Last month, the investigation into the death of two-year-old Ainlee Walker concluded she died from neglect and abuse after a lack of communication between agencies.

Until now, ministers have argued the problems should be resolved by closer co-operation between the different agencies. But a rethink is being considered. Paul Boateng, a former Health and Home Office minister who is now Chief Secretary to the Treasury, is convinced that a national body is needed and has been asked by Tony Blair to take an interest in the Green Paper.

One Whitehall source said: "There is a growing recognition that we cannot go on as we are. Inquiry after inquiry has exposed the problems and yet nothing seems to change."

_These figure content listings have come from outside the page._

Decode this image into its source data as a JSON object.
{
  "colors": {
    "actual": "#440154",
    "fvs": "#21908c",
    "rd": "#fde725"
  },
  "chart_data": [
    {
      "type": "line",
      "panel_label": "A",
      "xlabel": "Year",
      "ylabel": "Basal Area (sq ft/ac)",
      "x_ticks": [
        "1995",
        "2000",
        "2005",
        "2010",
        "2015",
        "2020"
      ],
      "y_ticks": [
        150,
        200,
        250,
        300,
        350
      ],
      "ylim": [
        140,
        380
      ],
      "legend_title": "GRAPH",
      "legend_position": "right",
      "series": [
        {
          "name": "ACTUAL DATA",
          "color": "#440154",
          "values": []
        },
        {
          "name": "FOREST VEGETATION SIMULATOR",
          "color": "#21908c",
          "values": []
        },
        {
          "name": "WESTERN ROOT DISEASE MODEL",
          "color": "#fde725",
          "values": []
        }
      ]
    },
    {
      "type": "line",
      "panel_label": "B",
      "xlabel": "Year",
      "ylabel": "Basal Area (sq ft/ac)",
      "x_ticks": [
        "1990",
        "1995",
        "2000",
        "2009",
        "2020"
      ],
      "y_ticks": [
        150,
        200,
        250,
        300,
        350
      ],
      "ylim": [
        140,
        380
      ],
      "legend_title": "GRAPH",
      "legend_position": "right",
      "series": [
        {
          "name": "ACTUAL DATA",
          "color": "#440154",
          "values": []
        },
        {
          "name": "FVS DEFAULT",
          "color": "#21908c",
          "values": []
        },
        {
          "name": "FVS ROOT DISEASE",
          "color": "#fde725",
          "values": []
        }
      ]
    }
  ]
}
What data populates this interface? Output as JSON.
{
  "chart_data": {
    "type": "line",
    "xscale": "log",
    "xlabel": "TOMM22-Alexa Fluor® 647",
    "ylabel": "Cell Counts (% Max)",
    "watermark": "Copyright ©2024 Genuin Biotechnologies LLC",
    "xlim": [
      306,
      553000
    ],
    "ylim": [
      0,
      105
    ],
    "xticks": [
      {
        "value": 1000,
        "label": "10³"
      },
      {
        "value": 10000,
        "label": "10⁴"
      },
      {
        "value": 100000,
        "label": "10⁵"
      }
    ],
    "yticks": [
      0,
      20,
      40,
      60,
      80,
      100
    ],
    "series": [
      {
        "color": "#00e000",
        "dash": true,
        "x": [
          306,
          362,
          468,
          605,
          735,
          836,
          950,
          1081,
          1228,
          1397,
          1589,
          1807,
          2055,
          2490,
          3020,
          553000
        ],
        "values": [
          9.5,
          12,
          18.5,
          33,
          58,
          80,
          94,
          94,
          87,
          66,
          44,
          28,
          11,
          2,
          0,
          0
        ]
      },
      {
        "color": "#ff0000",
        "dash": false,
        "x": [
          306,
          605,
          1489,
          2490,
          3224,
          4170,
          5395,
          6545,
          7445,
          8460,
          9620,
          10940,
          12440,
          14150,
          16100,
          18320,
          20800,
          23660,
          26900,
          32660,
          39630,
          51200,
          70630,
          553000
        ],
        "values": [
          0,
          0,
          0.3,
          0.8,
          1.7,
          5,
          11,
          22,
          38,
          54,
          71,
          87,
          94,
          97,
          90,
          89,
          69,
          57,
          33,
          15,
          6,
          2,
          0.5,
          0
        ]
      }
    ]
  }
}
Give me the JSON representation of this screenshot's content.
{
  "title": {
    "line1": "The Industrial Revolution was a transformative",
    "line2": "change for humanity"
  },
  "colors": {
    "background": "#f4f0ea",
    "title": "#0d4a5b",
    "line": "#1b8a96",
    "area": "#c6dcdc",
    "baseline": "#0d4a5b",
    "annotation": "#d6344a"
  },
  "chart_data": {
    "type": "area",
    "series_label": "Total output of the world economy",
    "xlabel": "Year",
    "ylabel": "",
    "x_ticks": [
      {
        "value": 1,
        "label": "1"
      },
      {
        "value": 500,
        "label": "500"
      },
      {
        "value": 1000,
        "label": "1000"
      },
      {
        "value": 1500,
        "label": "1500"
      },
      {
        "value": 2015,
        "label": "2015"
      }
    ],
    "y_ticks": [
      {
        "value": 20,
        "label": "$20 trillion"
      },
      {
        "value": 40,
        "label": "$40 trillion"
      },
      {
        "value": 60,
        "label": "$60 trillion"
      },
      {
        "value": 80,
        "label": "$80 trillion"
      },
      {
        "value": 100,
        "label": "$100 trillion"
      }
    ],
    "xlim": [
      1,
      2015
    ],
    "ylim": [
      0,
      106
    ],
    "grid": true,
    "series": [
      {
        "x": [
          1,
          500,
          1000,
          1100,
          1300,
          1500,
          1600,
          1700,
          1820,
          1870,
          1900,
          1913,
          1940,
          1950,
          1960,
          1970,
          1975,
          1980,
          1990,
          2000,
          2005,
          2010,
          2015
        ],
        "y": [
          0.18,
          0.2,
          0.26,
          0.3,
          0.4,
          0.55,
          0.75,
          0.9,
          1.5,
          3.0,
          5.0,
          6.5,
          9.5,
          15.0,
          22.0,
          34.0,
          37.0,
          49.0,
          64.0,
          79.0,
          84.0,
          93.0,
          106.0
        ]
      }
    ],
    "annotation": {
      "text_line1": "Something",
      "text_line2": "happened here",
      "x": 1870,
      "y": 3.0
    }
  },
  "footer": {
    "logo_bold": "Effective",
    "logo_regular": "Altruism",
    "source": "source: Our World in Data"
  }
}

A ministerial working group is studying proposals by the Institute for Public Policy Research (IPPR), a think-tank close to Downing Street. Its blueprint says: "Seamless multi-agency working may only be possible through the creation of a new service dedicated to safeguarding children. This could help ensure child protection becomes the responsibility of all the relevant agencies, rather than solely that of social services. It could also help remove families' uncertainties about whether social services are investigating them or supporting them."

The IPPR denies its plan would mean centralising child protection policy and insists local authority social services would still play a crucial role. Its plans are modelled on the new system for handling young offenders – a national Youth Justice Board and local youth offending teams bringing together the police, social services and education.

However, the proposals will put a further question mark over social services departments. Ministers have already pledged to break up the "monolithic" structure by creating children's trusts. Although based in local authorities, they would have the power to hive off services to charities, private firms and not-for-profit public interest companies.